Guy Bourdin by Alison Gingeras

Gingeras, A. (2006). Guy Bourdin. London, Phaidon Press.

I read this book after visiting an exhibition of his work at the ‘ Guy Bourdin avant- garde’ exhibition at Fotografisaka in Stockholm in February 2016.

The book is a collection of some of his best known images preceded by  a 3,500 word introduction. The images cover his early experiments with black and white street photography in the early 1950’s to his last works with Charles Jourdan shoes in 1981.
The best of these early images is ‘Interior of Man Ray’s studio, Paris, France’ (unpublished) c 1953-57. The surrealist and Dadaist Man Ray was a an inspiration for Bourdin who sought him out after completing his military service where he trained as a photographer. In the early 1950’s he had exhibited drawings but continued to experiment with dramatic black and white compositions and street photography. Bourdin describes himself at that time as an intense solitary man and perhaps this search for a similar soul in Man Ray he found a model as an uncompromising avante grade photographer. They did not become close but Man Ray wrote a special introduction for one of Bourdin’s first exhibitions.
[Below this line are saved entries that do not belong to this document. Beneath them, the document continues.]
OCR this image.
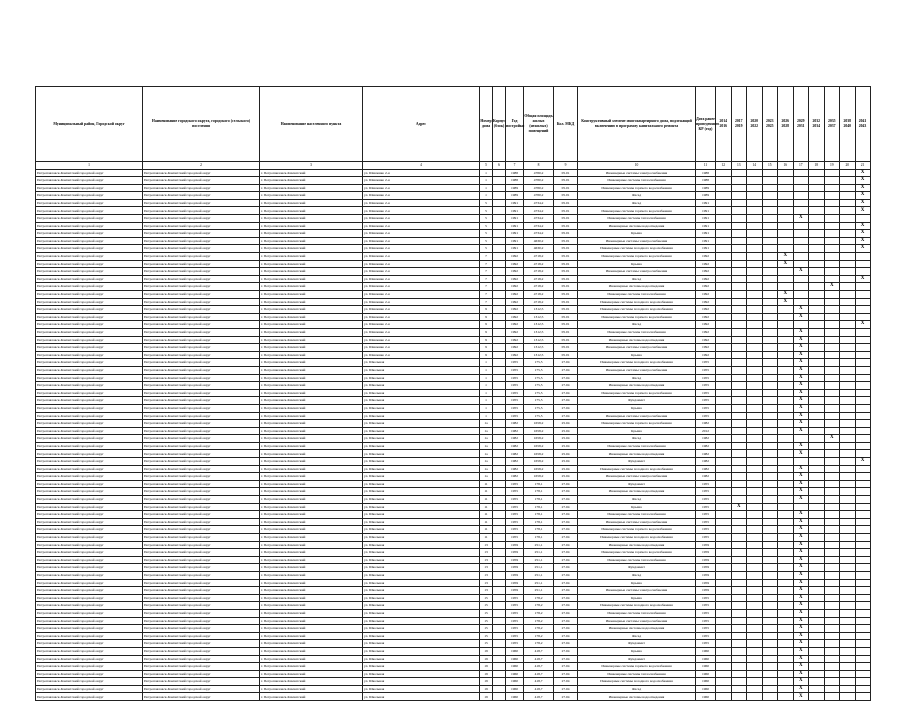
Муниципальный район, Городской округ	Наименование городского округа, городского (сельского) поселения	Наименование населенного пункта	Адрес	Номер дома	Корпус (блок)	Год постройки	Общая площадь жилых (нежилых) помещений	Кол. МКД	Конструктивный элемент многоквартирного дома, подлежащий включению в программу капитального ремонта	Дата ранее проведенного КР (год)	2014 2016	2017 2019	2020 2022	2023 2025	2026 2028	2029 2031	2032 2034	2035 2037	2038 2040	2041 2043
1	2	3	4	5	6	7	8	9	10	11	12	13	14	15	16	17	18	19	20	21
Петропавловск-Камчатский городской округ	Петропавловск-Камчатский городской округ	г. Петропавловск-Камчатский	ул. Шевченко 2-я	1		1988	4780,2	05.01	Инженерные системы электроснабжения	1988										X
Петропавловск-Камчатский городской округ	Петропавловск-Камчатский городской округ	г. Петропавловск-Камчатский	ул. Шевченко 2-я	1		1988	4780,2	05.01	Инженерные системы теплоснабжения	1988										X
Петропавловск-Камчатский городской округ	Петропавловск-Камчатский городской округ	г. Петропавловск-Камчатский	ул. Шевченко 2-я	1		1989	4780,2	05.01	Инженерные системы горячего водоснабжения	1989										X
Петропавловск-Камчатский городской округ	Петропавловск-Камчатский городской округ	г. Петропавловск-Камчатский	ул. Шевченко 2-я	1		1989	4780,2	05.01	Фасад	1989										X
Петропавловск-Камчатский городской округ	Петропавловск-Камчатский городской округ	г. Петропавловск-Камчатский	ул. Шевченко 2-я	5		1991	4734,2	05.01	Фасад	1991										X
Петропавловск-Камчатский городской округ	Петропавловск-Камчатский городской округ	г. Петропавловск-Камчатский	ул. Шевченко 2-я	5		1991	4734,2	05.01	Инженерные системы горячего водоснабжения	1991										X
Петропавловск-Камчатский городской округ	Петропавловск-Камчатский городской округ	г. Петропавловск-Камчатский	ул. Шевченко 2-я	5		1991	4734,2	05.01	Инженерные системы теплоснабжения	1991						X				
Петропавловск-Камчатский городской округ	Петропавловск-Камчатский городской округ	г. Петропавловск-Камчатский	ул. Шевченко 2-я	5		1991	4734,2	05.01	Инженерные системы водоотведения	1991										X
Петропавловск-Камчатский городской округ	Петропавловск-Камчатский городской округ	г. Петропавловск-Камчатский	ул. Шевченко 2-я	5		1991	4734,2	05.01	Крыша	1991										X
Петропавловск-Камчатский городской округ	Петропавловск-Камчатский городской округ	г. Петропавловск-Камчатский	ул. Шевченко 2-я	5		1991	4630,2	05.01	Инженерные системы электроснабжения	1991										X
Петропавловск-Камчатский городской округ	Петропавловск-Камчатский городской округ	г. Петропавловск-Камчатский	ул. Шевченко 2-я	5		1991	4630,2	05.01	Инженерные системы холодного водоснабжения	1991										X
Петропавловск-Камчатский городской округ	Петропавловск-Камчатский городской округ	г. Петропавловск-Камчатский	ул. Шевченко 2-я	7		1992	4718,2	05.01	Инженерные системы горячего водоснабжения	1992					X					
Петропавловск-Камчатский городской округ	Петропавловск-Камчатский городской округ	г. Петропавловск-Камчатский	ул. Шевченко 2-я	7		1992	4718,2	05.01	Крыша	1992					X					
Петропавловск-Камчатский городской округ	Петропавловск-Камчатский городской округ	г. Петропавловск-Камчатский	ул. Шевченко 2-я	7		1992	4718,2	05.01	Инженерные системы электроснабжения	1992						X				
Петропавловск-Камчатский городской округ	Петропавловск-Камчатский городской округ	г. Петропавловск-Камчатский	ул. Шевченко 2-я	7		1992	4718,2	05.01	Фасад	1992										X
Петропавловск-Камчатский городской округ	Петропавловск-Камчатский городской округ	г. Петропавловск-Камчатский	ул. Шевченко 2-я	7		1992	4718,2	05.01	Инженерные системы водоотведения	1992								X		
Петропавловск-Камчатский городской округ	Петропавловск-Камчатский городской округ	г. Петропавловск-Камчатский	ул. Шевченко 2-я	7		1992	4718,2	05.01	Инженерные системы теплоснабжения	1992					X					
Петропавловск-Камчатский городской округ	Петропавловск-Камчатский городской округ	г. Петропавловск-Камчатский	ул. Шевченко 2-я	7		1992	4718,2	05.01	Инженерные системы холодного водоснабжения	1992					X					
Петропавловск-Камчатский городской округ	Петропавловск-Камчатский городской округ	г. Петропавловск-Камчатский	ул. Шевченко 2-я	9		1992	1312,5	05.01	Инженерные системы холодного водоснабжения	1992						X				
Петропавловск-Камчатский городской округ	Петропавловск-Камчатский городской округ	г. Петропавловск-Камчатский	ул. Шевченко 2-я	9		1992	1312,5	05.01	Инженерные системы горячего водоснабжения	1992						X				
Петропавловск-Камчатский городской округ	Петропавловск-Камчатский городской округ	г. Петропавловск-Камчатский	ул. Шевченко 2-я	9		1992	1312,5	05.01	Фасад	1992										X
Петропавловск-Камчатский городской округ	Петропавловск-Камчатский городской округ	г. Петропавловск-Камчатский	ул. Шевченко 2-я	9		1992	1312,5	05.01	Инженерные системы теплоснабжения	1992						X				
Петропавловск-Камчатский городской округ	Петропавловск-Камчатский городской округ	г. Петропавловск-Камчатский	ул. Шевченко 2-я	9		1992	1312,5	05.01	Инженерные системы водоотведения	1992						X				
Петропавловск-Камчатский городской округ	Петропавловск-Камчатский городской округ	г. Петропавловск-Камчатский	ул. Шевченко 2-я	9		1992	1312,5	05.01	Инженерные системы электроснабжения	1992						X				
Петропавловск-Камчатский городской округ	Петропавловск-Камчатский городской округ	г. Петропавловск-Камчатский	ул. Шевченко 2-я	9		1992	1312,5	05.01	Крыша	1992						X				
Петропавловск-Камчатский городской округ	Петропавловск-Камчатский городской округ	г. Петропавловск-Камчатский	ул. Школьная	1		1955	175,5	27.04	Инженерные системы холодного водоснабжения	1955						X				
Петропавловск-Камчатский городской округ	Петропавловск-Камчатский городской округ	г. Петропавловск-Камчатский	ул. Школьная	1		1955	175,5	27.04	Инженерные системы электроснабжения	1955						X				
Петропавловск-Камчатский городской округ	Петропавловск-Камчатский городской округ	г. Петропавловск-Камчатский	ул. Школьная	1		1955	175,5	27.04	Фасад	1955						X				
Петропавловск-Камчатский городской округ	Петропавловск-Камчатский городской округ	г. Петропавловск-Камчатский	ул. Школьная	1		1955	175,5	27.04	Инженерные системы водоотведения	1955						X				
Петропавловск-Камчатский городской округ	Петропавловск-Камчатский городской округ	г. Петропавловск-Камчатский	ул. Школьная	1		1955	175,5	27.04	Инженерные системы горячего водоснабжения	1955						X				
Петропавловск-Камчатский городской округ	Петропавловск-Камчатский городской округ	г. Петропавловск-Камчатский	ул. Школьная	1		1955	175,5	27.04	Фундамент	1955						X				
Петропавловск-Камчатский городской округ	Петропавловск-Камчатский городской округ	г. Петропавловск-Камчатский	ул. Школьная	1		1955	175,5	27.04	Крыша	1955						X				
Петропавловск-Камчатский городской округ	Петропавловск-Камчатский городской округ	г. Петропавловск-Камчатский	ул. Школьная	1		1955	175,5	27.04	Инженерные системы электроснабжения	1955						X				
Петропавловск-Камчатский городской округ	Петропавловск-Камчатский городской округ	г. Петропавловск-Камчатский	ул. Школьная	1а		1982	1658,2	25.04	Инженерные системы горячего водоснабжения	1982						X				
Петропавловск-Камчатский городской округ	Петропавловск-Камчатский городской округ	г. Петропавловск-Камчатский	ул. Школьная	1а		1982	1658,2	25.04	Крыша	2012						X				
Петропавловск-Камчатский городской округ	Петропавловск-Камчатский городской округ	г. Петропавловск-Камчатский	ул. Школьная	1а		1982	1658,2	25.04	Фасад	1982								X		
Петропавловск-Камчатский городской округ	Петропавловск-Камчатский городской округ	г. Петропавловск-Камчатский	ул. Школьная	1а		1982	1658,2	25.04	Инженерные системы теплоснабжения	1982						X				
Петропавловск-Камчатский городской округ	Петропавловск-Камчатский городской округ	г. Петропавловск-Камчатский	ул. Школьная	1а		1982	1658,2	25.04	Инженерные системы водоотведения	1982						X				
Петропавловск-Камчатский городской округ	Петропавловск-Камчатский городской округ	г. Петропавловск-Камчатский	ул. Школьная	1а		1982	1658,2	25.04	Фундамент	1982										X
Петропавловск-Камчатский городской округ	Петропавловск-Камчатский городской округ	г. Петропавловск-Камчатский	ул. Школьная	1а		1982	1658,2	25.04	Инженерные системы холодного водоснабжения	1982						X				
Петропавловск-Камчатский городской округ	Петропавловск-Камчатский городской округ	г. Петропавловск-Камчатский	ул. Школьная	1а		1982	1658,2	25.04	Инженерные системы электроснабжения	1982						X				
Петропавловск-Камчатский городской округ	Петропавловск-Камчатский городской округ	г. Петропавловск-Камчатский	ул. Школьная	11		1955	178,1	27.04	Фундамент	1955						X				
Петропавловск-Камчатский городской округ	Петропавловск-Камчатский городской округ	г. Петропавловск-Камчатский	ул. Школьная	11		1955	178,1	27.04	Инженерные системы водоотведения	1955						X				
Петропавловск-Камчатский городской округ	Петропавловск-Камчатский городской округ	г. Петропавловск-Камчатский	ул. Школьная	11		1955	178,1	27.04	Фасад	1955						X				
Петропавловск-Камчатский городской округ	Петропавловск-Камчатский городской округ	г. Петропавловск-Камчатский	ул. Школьная	11		1955	178,1	27.04	Крыша	1955		X								
Петропавловск-Камчатский городской округ	Петропавловск-Камчатский городской округ	г. Петропавловск-Камчатский	ул. Школьная	11		1955	178,1	27.04	Инженерные системы теплоснабжения	1955						X				
Петропавловск-Камчатский городской округ	Петропавловск-Камчатский городской округ	г. Петропавловск-Камчатский	ул. Школьная	11		1955	178,1	27.04	Инженерные системы электроснабжения	1955						X				
Петропавловск-Камчатский городской округ	Петропавловск-Камчатский городской округ	г. Петропавловск-Камчатский	ул. Школьная	11		1955	178,1	27.04	Инженерные системы горячего водоснабжения	1955						X				
Петропавловск-Камчатский городской округ	Петропавловск-Камчатский городской округ	г. Петропавловск-Камчатский	ул. Школьная	11		1955	178,1	27.04	Инженерные системы холодного водоснабжения	1955						X				
Петропавловск-Камчатский городской округ	Петропавловск-Камчатский городской округ	г. Петропавловск-Камчатский	ул. Школьная	13		1959	251,1	27.04	Инженерные системы водоотведения	1959						X				
Петропавловск-Камчатский городской округ	Петропавловск-Камчатский городской округ	г. Петропавловск-Камчатский	ул. Школьная	13		1959	251,1	27.04	Инженерные системы горячего водоснабжения	1959						X				
Петропавловск-Камчатский городской округ	Петропавловск-Камчатский городской округ	г. Петропавловск-Камчатский	ул. Школьная	13		1959	251,1	27.04	Инженерные системы теплоснабжения	1959						X				
Петропавловск-Камчатский городской округ	Петропавловск-Камчатский городской округ	г. Петропавловск-Камчатский	ул. Школьная	13		1959	251,1	27.04	Фундамент	1959						X				
Петропавловск-Камчатский городской округ	Петропавловск-Камчатский городской округ	г. Петропавловск-Камчатский	ул. Школьная	13		1959	251,1	27.04	Фасад	1959						X				
Петропавловск-Камчатский городской округ	Петропавловск-Камчатский городской округ	г. Петропавловск-Камчатский	ул. Школьная	13		1959	251,1	27.04	Крыша	1959						X				
Петропавловск-Камчатский городской округ	Петропавловск-Камчатский городской округ	г. Петропавловск-Камчатский	ул. Школьная	13		1959	251,1	27.04	Инженерные системы электроснабжения	1959						X				
Петропавловск-Камчатский городской округ	Петропавловск-Камчатский городской округ	г. Петропавловск-Камчатский	ул. Школьная	15		1955	178,2	27.04	Крыша	1955						X				
Петропавловск-Камчатский городской округ	Петропавловск-Камчатский городской округ	г. Петропавловск-Камчатский	ул. Школьная	15		1955	178,2	27.04	Инженерные системы холодного водоснабжения	1955						X				
Петропавловск-Камчатский городской округ	Петропавловск-Камчатский городской округ	г. Петропавловск-Камчатский	ул. Школьная	15		1955	178,2	27.04	Инженерные системы теплоснабжения	1955						X				
Петропавловск-Камчатский городской округ	Петропавловск-Камчатский городской округ	г. Петропавловск-Камчатский	ул. Школьная	15		1955	178,2	27.04	Инженерные системы электроснабжения	1955						X				
Петропавловск-Камчатский городской округ	Петропавловск-Камчатский городской округ	г. Петропавловск-Камчатский	ул. Школьная	15		1955	178,2	27.04	Инженерные системы водоотведения	1955						X				
Петропавловск-Камчатский городской округ	Петропавловск-Камчатский городской округ	г. Петропавловск-Камчатский	ул. Школьная	15		1955	178,2	27.04	Фасад	1955						X				
Петропавловск-Камчатский городской округ	Петропавловск-Камчатский городской округ	г. Петропавловск-Камчатский	ул. Школьная	15		1955	178,2	27.04	Фундамент	1955						X				
Петропавловск-Камчатский городской округ	Петропавловск-Камчатский городской округ	г. Петропавловск-Камчатский	ул. Школьная	19		1960	418,7	27.04	Крыша	1960						X				
Петропавловск-Камчатский городской округ	Петропавловск-Камчатский городской округ	г. Петропавловск-Камчатский	ул. Школьная	19		1960	418,7	27.04	Фундамент	1960						X				
Петропавловск-Камчатский городской округ	Петропавловск-Камчатский городской округ	г. Петропавловск-Камчатский	ул. Школьная	19		1960	418,7	27.04	Инженерные системы горячего водоснабжения	1960						X				
Петропавловск-Камчатский городской округ	Петропавловск-Камчатский городской округ	г. Петропавловск-Камчатский	ул. Школьная	19		1960	418,7	27.04	Инженерные системы теплоснабжения	1960						X				
Петропавловск-Камчатский городской округ	Петропавловск-Камчатский городской округ	г. Петропавловск-Камчатский	ул. Школьная	19		1960	418,7	27.04	Инженерные системы холодного водоснабжения	1960						X				
Петропавловск-Камчатский городской округ	Петропавловск-Камчатский городской округ	г. Петропавловск-Камчатский	ул. Школьная	19		1960	418,7	27.04	Фасад	1960						X				
Петропавловск-Камчатский городской округ	Петропавловск-Камчатский городской округ	г. Петропавловск-Камчатский	ул. Школьная	19		1960	418,7	27.04	Инженерные системы водоотведения	1960						X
The book charts his evolution as a photographer and has a very helpful time-line at the back.  A self portrait of him from the mid 1950’s shows him as an intense young man with table props such as naked doll torsos and heads. These signifiers suggest experimentation and exploration of alternative ideas.

Throughout his career he demanded total control of his artistic brief and might only submit one image with instructions on where and how it should appear in the magazine. He was helped in this by the “ferocious support” of Vogue’s editor Francine Crescent.

His first pictorial image Chapeaux-choc (Hat Shocker) in 1955 is striking. An elegant model with a wide brimmed hat is posed beneath a row of pigs heads at grimey meat market in Paris. This was not a standard Vogue submission. Many people were scandalised but this led to a thirty year relationship with the magazine and a shift from models being objects for clothes to being a part of the story.

Bourdin is best known for his surrealist fashion images for Vogue and his titillating  advertisements for Charles Jourdan shoes. He changed the face of fashion photography by constructing visual narratives where the clothes or shoes were relegated to a subsidiary role in the image. Some of these images shocked as they suggested themes of sex and violence, but they were always dramatic graphic compositions full of colour.

Alison Gingeras summarises his contribution to photography;

“Bourdin became famed for his suggestive narratives and surreal scenes and transformed the mundane into extraordinary scenes piquing the subconscious of the viewer and igniting the imagination. He developed a signature technique of hyper saturated colours and interplays of shadows and light, low horizons and high grounds, tightly cropped compositions as well as minute detail to his model’s make-up.”

In many of his shoe images we see a pair of real or plastic legs (cut off below the knees) and placed  in unusual situations but within a planned coherent story. Here the model is a fragment of the whole and reduced to a (sexualised) object.

A number of the images in the exhibition have signifiers of death and violence. Sometimes this is oblique but often overt as in the model vomiting red or red dripping from a wall socket.

What Gingeras does well is place the work in a historical context and explain what his images say.

Gingeras, A. (2006). Guy Bourdin. London, Phaidon Press.